Workers will gather outside three employers’ associations which blocked union proposals to pay the London living wage at the Construction Industry Joint Council, the largest collective bargaining body in the trade.
Labourers and general operatives working under the agreement are paid as little as £8.52 an hour — compared to the London living wage of £9.15, which is set to take account of living costs.
The living wage is expected to rise again later this year — meaning even more workers covered by the CIJC will fall below the mark.
From 8am this morning, members of construction unions Ucatt and Unite will picket the central London headquarters of the Home Builders Federation, the Civil Engineering Contractors Association and the National Access and Scaffolding Confederation.
Ucatt London and south-east secretary Jerry Swain said: “Many construction workers are employed in brutal conditions and have to work excessive hours just to make ends meet.
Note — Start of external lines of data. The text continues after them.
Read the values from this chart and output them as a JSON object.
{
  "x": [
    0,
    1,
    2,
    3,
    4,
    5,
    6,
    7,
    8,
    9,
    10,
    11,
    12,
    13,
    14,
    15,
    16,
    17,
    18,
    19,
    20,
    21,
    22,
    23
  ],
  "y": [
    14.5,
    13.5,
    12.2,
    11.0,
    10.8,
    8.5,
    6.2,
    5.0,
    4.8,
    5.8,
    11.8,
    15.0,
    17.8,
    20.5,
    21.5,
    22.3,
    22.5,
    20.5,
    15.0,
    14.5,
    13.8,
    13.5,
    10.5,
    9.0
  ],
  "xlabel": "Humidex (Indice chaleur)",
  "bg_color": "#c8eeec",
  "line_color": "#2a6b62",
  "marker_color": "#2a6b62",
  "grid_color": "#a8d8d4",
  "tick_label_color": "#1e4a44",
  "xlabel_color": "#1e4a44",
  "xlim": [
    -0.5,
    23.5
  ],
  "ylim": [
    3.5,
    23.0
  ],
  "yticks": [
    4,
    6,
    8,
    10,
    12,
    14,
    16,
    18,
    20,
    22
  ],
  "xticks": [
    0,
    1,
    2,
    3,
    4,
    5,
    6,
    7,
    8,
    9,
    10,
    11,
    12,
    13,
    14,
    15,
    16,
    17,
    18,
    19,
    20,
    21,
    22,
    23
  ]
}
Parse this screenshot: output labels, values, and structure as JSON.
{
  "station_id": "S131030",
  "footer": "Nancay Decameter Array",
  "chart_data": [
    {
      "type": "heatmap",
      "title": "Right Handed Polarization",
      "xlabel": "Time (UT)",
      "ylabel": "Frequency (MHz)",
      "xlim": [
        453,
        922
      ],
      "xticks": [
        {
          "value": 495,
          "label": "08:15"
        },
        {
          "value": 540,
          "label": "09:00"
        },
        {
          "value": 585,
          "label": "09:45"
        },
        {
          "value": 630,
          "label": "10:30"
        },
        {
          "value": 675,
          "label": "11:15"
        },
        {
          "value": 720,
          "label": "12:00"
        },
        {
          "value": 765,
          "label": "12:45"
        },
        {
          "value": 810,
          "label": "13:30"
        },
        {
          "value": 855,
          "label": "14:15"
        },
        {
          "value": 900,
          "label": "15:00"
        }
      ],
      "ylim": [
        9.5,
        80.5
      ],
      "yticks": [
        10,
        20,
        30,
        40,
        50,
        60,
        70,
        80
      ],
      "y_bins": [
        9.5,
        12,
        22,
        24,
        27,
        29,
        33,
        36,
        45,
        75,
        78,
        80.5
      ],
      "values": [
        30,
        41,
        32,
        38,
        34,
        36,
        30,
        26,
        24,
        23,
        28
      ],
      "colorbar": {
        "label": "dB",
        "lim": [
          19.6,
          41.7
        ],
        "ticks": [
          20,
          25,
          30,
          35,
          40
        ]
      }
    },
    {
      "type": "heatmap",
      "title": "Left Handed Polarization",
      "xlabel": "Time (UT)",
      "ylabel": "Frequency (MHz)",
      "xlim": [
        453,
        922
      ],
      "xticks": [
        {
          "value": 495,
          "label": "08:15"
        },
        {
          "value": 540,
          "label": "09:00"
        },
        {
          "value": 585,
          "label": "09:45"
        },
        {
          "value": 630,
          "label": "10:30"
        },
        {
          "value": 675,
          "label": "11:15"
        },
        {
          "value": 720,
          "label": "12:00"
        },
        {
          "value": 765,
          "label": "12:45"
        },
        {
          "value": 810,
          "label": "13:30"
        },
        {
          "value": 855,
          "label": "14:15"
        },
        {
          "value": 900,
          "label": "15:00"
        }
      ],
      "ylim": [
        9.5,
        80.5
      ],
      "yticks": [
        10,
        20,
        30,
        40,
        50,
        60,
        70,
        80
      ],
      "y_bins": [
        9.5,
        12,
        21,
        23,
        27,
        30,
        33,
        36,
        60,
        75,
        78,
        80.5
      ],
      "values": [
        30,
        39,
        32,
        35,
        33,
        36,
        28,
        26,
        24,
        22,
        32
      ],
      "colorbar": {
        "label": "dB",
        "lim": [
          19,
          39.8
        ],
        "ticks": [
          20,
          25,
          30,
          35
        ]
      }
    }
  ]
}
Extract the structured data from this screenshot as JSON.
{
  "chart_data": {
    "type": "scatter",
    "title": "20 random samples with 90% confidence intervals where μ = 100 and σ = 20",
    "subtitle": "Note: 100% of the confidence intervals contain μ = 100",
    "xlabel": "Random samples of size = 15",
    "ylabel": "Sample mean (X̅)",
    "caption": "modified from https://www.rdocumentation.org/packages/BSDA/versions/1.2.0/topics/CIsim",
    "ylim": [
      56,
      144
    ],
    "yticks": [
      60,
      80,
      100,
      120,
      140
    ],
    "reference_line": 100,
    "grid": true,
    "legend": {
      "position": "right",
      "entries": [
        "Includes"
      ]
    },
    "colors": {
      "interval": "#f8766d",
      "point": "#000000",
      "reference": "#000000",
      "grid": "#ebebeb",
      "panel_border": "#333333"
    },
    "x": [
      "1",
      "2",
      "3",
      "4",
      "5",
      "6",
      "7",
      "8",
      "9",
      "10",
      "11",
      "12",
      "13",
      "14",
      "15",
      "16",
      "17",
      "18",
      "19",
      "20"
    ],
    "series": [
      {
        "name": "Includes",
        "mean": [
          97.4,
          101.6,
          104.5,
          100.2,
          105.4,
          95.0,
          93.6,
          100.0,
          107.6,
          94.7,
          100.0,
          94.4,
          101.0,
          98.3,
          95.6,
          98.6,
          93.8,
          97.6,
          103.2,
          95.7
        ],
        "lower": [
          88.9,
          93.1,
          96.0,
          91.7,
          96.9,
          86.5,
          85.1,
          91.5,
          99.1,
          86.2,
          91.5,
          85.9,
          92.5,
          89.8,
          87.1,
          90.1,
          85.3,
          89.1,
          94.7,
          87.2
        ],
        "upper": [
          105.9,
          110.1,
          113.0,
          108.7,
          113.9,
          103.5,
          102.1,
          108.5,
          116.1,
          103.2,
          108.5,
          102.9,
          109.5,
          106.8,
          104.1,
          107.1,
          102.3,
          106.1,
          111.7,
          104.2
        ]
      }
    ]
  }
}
It is frankly disgusting that they should be employed on pay rates below what you need to live on in London.”
Unions are planning a sustained campaign to raise awareness of their grievance over the next few months.
Unite London and eastern region official Vince Passfield said the “cash-rich” building industry could well afford to increase the pay of lower-grade workers but bosses are putting “profit before reward.”
He said: “London’s prosperity is partly based on the building boom across the city, yet the very construction workers creating the wealth are being denied the London living wage deemed the basic income required to live in one of the world’s most expensive cities.
“More and more business and industry leaders across the economy are recognising the importance of the living wage as a way of giving hardworking employees the semblance of a decent income.”